One of my key takeaways from this analysis is that we need a more nuanced approach to robotic traffic.

Historically, we’ve tended to view bots as a necessary but manageable evil. We’ve also always had a certain amount of bots that we wanted to let into our platforms for SEO and discovery purposes, and we’ve always dealt with the occasional unwanted probing of our sites or straight up bot attacks. But they were not too frequent and generally manageable.

And we have actively worked with decreasing success to exclude bots from our usage reports, which have traditionally focused on human usage only.

We are now entering an environment where robotic traffic is replacing human traffic. And the poster child here is obviously AI discovery, where agentic tools are accessing content and services behind the scenes to prepare summary answers provided back to our users.

We can expect a growing army of bot-driven services that will assist us in making our content and services more discoverable. A good example is OpenAI, which already deploys 3 different bots for different purposes:

  • GPTBot crawls content for training LLMs,
  • OAI-SearchBot indexes websites for inclusion in answers, and
  • ChatGPT-User is used by AI agents to respond to certain user actions.

Many more bots will be in development and get deployed over the coming years. We’ll want to include some proportion of that legitimate bot traffic in our usage reports, because they’ll reflect legitimate human actions. Using the OpenAI example, the last of those three bots is essentially an AI agent and therefore represents user-driven activity that we may want to include in usage reports. And we’re already facing that growing locust-like horde of bots that we want to filter out and turn away.

We need to re-imagine the goal as filtering bots, not blocking bots.

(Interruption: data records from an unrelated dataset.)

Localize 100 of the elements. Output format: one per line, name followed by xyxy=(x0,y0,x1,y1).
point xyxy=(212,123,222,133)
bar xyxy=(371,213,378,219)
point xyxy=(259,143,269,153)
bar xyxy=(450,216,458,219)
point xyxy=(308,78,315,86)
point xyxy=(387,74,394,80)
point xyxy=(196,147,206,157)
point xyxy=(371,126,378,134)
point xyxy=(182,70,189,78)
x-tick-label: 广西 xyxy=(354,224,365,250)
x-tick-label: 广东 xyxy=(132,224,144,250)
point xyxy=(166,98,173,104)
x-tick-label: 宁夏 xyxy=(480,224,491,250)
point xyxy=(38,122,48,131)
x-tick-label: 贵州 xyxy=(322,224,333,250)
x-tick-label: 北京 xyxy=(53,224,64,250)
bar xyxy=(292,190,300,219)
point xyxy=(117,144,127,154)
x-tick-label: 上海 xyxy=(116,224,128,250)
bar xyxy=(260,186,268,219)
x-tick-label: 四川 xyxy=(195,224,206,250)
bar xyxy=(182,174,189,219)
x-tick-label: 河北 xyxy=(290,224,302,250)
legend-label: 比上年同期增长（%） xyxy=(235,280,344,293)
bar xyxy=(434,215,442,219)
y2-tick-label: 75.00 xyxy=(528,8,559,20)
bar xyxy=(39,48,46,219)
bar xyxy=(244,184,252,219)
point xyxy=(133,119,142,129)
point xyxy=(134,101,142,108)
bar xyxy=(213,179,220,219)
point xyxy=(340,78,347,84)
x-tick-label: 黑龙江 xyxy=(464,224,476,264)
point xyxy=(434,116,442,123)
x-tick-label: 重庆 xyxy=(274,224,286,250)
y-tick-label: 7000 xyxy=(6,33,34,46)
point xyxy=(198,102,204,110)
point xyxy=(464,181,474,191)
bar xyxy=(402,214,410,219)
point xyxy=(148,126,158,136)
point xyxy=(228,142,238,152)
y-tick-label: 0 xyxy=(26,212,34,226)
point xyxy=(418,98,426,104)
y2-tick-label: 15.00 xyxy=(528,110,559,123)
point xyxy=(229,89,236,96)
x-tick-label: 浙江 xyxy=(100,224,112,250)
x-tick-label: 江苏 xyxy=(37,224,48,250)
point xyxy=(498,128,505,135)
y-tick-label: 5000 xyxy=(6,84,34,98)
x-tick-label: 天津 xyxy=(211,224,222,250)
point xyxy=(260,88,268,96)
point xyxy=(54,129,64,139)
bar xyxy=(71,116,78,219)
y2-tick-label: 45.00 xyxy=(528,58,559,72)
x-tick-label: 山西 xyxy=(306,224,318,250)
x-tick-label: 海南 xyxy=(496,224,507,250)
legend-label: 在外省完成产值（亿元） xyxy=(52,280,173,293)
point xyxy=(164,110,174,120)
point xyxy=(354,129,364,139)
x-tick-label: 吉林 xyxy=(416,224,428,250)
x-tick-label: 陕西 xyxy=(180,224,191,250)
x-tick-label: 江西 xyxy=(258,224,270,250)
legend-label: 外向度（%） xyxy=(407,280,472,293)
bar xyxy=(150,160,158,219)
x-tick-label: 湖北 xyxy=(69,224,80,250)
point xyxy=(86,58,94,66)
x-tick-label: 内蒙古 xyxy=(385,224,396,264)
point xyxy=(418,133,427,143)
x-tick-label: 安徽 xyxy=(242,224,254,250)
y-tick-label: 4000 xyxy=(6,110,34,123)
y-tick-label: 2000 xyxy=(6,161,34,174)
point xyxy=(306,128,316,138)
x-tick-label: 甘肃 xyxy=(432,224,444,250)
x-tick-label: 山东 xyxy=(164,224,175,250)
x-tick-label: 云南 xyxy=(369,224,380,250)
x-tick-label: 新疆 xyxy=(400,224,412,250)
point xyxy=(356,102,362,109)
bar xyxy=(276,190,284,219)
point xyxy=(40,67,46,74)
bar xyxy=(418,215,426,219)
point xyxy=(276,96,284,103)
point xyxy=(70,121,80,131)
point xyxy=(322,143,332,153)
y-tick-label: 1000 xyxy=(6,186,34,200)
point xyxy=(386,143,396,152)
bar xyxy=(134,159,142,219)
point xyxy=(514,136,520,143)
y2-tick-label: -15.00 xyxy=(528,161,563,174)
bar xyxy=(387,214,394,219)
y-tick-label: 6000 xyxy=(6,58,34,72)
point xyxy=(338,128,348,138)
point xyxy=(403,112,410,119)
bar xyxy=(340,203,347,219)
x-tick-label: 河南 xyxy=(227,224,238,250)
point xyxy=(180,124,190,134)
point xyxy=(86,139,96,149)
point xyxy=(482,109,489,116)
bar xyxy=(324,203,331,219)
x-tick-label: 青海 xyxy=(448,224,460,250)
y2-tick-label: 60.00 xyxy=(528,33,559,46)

The first step is to detect robotic traffic based on their behavior and classify them based on their intent. This allows content and service platforms to make a fast, up-front decision on whether or not to process an access request or simply block it.

The second step is to attach granular metadata to those access requests that enter the platform so you can make informed decisions about what level of service to provide. For example:

  • Do you let this bot crawl your content? Maybe there’s a more efficient way to enable that now that you know the request is a bot not a human user? For example, a headless architecture where the “body” (a content repository) is separated from the “head” (frontend website) could enable content to be more efficiently delivered to bots without impacting website performance.
  • Do you let some bots access enhanced metadata? This could be metadata curated to drive discovery in other systems, beyond what is usually available.
  • Does identifying bots interested in your content create commercial opportunities? Maybe you want to contact the service operating the bot to see if they’d like to work with you on improving access (or maybe pay for enhanced access)?
  • Do bots appear in your usage reporting? Having this metadata can also help you decide which robotic traffic should also flow into usage reports.

Takeaways

Scholarly publishing needs better solutions that:

  • Work automatically in the background without requiring expensive engineers to play whack-a-mole
  • Don’t require deep technical skills to configure and manage
  • Minimally impact the user experience
  • Protect user privacy by capturing and storing minimal information
  • Filter in the bots that scholarly publishers value, while filtering out the rest

One of my favourite short stories from ‘Love, Death & Robots’ is about three robots visiting earth long after humans wiped themselves out with their poor choices (‘Three Robots’). It’s sharply humorous, with the humans in the story killed by “the long heedless autumn of their own self-regard”. Let’s make better choices with our bot future, starting with a more nuanced approach to filtering our bots.